Although knowledge plays a big part in enabling Black people in tech to receive greater opportunities, a supportive and well-connected network pipeline is another key factor necessary to fuel the group’s success. In tech, warm introductions and word of mouth rivals technical skills and ability during the job selection process. Ivy League and country club connections make it difficult for non-white people to penetrate the exclusive tech veil. A harsh reality that new diversity and inclusion departments and new executives are apparently working hard to change.

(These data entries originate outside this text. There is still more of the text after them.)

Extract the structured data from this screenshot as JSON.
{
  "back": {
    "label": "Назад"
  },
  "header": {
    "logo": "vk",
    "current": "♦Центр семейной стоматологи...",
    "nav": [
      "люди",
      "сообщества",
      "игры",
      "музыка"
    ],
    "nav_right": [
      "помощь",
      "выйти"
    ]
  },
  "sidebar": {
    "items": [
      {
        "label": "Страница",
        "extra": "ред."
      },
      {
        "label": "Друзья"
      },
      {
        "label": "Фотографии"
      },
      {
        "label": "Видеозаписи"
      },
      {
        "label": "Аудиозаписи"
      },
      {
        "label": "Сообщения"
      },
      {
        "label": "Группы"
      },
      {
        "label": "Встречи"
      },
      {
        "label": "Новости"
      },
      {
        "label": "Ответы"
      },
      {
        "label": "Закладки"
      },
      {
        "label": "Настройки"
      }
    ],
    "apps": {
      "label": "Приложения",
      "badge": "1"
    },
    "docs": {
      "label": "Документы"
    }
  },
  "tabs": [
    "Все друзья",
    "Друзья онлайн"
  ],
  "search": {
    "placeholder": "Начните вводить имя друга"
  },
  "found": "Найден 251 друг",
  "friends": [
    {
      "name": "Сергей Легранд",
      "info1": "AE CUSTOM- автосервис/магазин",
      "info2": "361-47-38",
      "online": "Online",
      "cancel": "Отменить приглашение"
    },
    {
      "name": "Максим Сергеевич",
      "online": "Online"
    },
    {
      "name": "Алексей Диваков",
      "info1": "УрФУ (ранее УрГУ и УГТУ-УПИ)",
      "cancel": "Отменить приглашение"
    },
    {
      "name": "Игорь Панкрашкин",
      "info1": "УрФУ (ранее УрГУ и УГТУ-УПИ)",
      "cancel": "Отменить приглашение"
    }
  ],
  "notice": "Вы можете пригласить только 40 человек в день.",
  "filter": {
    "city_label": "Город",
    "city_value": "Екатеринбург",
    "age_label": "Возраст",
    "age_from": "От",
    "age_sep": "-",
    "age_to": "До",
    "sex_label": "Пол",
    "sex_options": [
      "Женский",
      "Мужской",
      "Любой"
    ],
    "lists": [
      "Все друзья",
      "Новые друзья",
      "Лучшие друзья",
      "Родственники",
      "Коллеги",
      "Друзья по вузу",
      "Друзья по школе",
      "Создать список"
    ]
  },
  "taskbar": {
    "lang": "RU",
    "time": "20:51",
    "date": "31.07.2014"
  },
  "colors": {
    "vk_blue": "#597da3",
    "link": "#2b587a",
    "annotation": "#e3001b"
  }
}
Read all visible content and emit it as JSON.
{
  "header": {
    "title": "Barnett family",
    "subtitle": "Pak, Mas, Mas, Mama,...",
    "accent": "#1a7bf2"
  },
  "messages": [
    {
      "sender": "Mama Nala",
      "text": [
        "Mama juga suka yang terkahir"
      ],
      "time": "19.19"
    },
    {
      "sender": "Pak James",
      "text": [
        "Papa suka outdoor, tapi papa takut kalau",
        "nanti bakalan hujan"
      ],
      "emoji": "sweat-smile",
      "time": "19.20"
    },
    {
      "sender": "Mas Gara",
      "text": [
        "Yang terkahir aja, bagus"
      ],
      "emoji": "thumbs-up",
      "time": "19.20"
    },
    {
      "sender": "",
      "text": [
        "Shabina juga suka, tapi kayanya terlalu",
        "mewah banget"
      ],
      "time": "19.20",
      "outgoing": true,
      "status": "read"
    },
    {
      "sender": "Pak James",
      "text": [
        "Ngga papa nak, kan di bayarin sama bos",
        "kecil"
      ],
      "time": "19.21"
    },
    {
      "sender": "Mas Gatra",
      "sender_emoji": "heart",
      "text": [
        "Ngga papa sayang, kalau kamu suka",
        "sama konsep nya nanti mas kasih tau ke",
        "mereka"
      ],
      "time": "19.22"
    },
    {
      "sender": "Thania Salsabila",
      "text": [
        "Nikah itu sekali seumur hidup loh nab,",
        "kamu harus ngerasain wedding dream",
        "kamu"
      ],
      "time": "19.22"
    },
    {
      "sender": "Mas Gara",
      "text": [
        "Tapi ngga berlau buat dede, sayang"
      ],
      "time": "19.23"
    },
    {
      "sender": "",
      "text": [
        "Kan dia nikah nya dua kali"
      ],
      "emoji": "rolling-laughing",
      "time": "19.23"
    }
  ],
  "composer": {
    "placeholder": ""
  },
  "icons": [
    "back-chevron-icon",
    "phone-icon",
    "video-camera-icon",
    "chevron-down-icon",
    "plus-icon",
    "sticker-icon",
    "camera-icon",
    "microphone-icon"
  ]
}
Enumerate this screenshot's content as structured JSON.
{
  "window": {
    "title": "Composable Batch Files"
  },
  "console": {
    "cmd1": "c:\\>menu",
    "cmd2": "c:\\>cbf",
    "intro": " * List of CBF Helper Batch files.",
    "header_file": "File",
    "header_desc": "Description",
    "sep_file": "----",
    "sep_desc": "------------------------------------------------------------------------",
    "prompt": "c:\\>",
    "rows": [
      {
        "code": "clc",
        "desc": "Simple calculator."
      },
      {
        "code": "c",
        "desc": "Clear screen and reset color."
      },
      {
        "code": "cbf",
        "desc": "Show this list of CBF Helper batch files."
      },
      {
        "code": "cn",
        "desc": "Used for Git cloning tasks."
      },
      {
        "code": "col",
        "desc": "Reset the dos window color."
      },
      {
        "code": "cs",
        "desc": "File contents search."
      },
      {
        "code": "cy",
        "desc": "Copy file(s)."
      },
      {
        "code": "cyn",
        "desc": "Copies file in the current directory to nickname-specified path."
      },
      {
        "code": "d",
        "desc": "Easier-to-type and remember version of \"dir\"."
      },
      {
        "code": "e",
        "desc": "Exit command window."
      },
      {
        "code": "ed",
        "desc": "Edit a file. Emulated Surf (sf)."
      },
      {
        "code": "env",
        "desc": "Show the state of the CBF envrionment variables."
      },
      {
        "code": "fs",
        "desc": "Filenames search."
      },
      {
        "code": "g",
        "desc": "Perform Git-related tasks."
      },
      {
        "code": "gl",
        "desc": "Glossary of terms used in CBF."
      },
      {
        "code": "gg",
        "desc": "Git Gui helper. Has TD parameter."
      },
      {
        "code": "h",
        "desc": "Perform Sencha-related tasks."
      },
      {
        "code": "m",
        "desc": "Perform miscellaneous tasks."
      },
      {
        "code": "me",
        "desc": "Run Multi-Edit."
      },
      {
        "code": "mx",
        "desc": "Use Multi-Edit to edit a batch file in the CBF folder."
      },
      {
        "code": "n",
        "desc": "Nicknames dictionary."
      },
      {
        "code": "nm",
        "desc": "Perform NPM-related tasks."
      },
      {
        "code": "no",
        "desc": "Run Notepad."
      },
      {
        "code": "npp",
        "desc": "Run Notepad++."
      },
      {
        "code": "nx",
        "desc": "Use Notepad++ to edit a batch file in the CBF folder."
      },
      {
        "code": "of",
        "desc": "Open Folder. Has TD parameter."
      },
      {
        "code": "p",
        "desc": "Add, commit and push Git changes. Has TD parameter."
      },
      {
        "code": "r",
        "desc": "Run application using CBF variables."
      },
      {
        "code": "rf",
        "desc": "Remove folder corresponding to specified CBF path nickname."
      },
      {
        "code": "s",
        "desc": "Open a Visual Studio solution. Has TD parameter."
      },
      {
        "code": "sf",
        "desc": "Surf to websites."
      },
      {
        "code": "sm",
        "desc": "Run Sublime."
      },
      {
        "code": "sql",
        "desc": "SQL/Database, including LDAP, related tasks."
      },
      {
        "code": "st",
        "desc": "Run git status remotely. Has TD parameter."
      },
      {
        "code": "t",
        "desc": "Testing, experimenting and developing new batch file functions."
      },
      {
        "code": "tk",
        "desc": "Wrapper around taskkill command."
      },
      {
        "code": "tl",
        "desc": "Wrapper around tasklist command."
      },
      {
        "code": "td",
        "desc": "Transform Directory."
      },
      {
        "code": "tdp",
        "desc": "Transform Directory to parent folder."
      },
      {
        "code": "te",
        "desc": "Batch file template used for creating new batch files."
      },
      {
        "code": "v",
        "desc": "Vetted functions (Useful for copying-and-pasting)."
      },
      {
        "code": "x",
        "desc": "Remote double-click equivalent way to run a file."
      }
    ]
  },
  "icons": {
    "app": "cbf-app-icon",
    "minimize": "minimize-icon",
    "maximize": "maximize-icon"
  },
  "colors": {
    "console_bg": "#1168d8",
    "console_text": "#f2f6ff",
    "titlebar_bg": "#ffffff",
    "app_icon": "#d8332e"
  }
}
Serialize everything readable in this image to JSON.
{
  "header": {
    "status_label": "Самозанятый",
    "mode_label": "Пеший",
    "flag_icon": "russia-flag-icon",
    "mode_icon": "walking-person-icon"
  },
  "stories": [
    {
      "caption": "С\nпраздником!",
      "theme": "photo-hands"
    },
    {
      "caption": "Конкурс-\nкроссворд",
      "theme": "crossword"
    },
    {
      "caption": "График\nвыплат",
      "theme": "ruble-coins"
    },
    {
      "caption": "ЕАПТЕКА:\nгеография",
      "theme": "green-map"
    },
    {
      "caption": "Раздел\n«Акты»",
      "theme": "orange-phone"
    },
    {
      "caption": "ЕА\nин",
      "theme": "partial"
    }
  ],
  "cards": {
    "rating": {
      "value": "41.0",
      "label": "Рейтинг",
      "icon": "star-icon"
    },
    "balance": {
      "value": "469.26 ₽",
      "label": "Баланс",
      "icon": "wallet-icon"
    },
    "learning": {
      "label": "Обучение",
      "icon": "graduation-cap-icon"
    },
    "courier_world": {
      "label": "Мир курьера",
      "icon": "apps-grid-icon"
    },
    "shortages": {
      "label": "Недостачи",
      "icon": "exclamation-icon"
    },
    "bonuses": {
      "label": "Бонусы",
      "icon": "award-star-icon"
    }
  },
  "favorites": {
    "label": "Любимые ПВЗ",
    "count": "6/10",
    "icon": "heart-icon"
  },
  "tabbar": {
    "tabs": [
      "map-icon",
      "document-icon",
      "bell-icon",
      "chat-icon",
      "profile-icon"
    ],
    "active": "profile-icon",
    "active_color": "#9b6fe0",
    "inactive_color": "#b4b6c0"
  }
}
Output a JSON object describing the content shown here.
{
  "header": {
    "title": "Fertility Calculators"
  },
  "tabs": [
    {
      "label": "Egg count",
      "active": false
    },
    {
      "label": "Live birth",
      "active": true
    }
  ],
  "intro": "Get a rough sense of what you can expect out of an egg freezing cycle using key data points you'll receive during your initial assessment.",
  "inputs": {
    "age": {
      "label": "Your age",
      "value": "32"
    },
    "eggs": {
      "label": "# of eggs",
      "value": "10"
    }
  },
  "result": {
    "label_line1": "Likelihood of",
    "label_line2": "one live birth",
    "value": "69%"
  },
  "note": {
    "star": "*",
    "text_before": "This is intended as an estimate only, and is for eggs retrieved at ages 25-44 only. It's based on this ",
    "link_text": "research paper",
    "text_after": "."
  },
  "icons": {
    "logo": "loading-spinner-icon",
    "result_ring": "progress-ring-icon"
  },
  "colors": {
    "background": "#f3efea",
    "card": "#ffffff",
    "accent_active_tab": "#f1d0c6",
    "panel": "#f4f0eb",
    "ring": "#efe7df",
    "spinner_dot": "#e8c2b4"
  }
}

“Unfortunately we have been trained to have a mindset of deficit, that we can be one of only,” says DeBaun about the lack of representation in tech spaces. “The vision of AfroTech is that we show that it’s an abundance, it’s unlimited potential, unlimited power. So if you have access you should give it to someone else. That’s your duty and your responsibility because you wouldn’t have gotten here if someone hadn’t given you access most likely. AfroTech is actually designed to try to speed that up.”
AfroTech’s socialization component may be the most valuable part of the weekend. Dozens of high-profile tech companies from Google to Twitter, Lyft to YouTube, sent representatives to set up booths to recruit potential job candidates and share valuable information about its diversity efforts. Diversity-focused venture capital firms like Harlem Capital Partners and Precursor Ventures were also engaged with founders and swapped business cards during the conference’s designated networking periods. For Black people who did not attend an Ivy League school or grow up with a country club membership, these moments provided a valuable and direct pipeline to the world’s largest companies.
AfroTech’s opportunities for connection and knowledge distribution did not simply end once the conference did. The AfroTech app, website, and Slack channel have continued to provide helpful resources and opportunities for Black people in tech to communicate with one another. With platforms like AfroTech, Black Women Talk Tech, Black Girls Code and Black Founders, Black people in tech are provided with opportunities to not only empower themselves in this industry but support and empower other Black people in the process.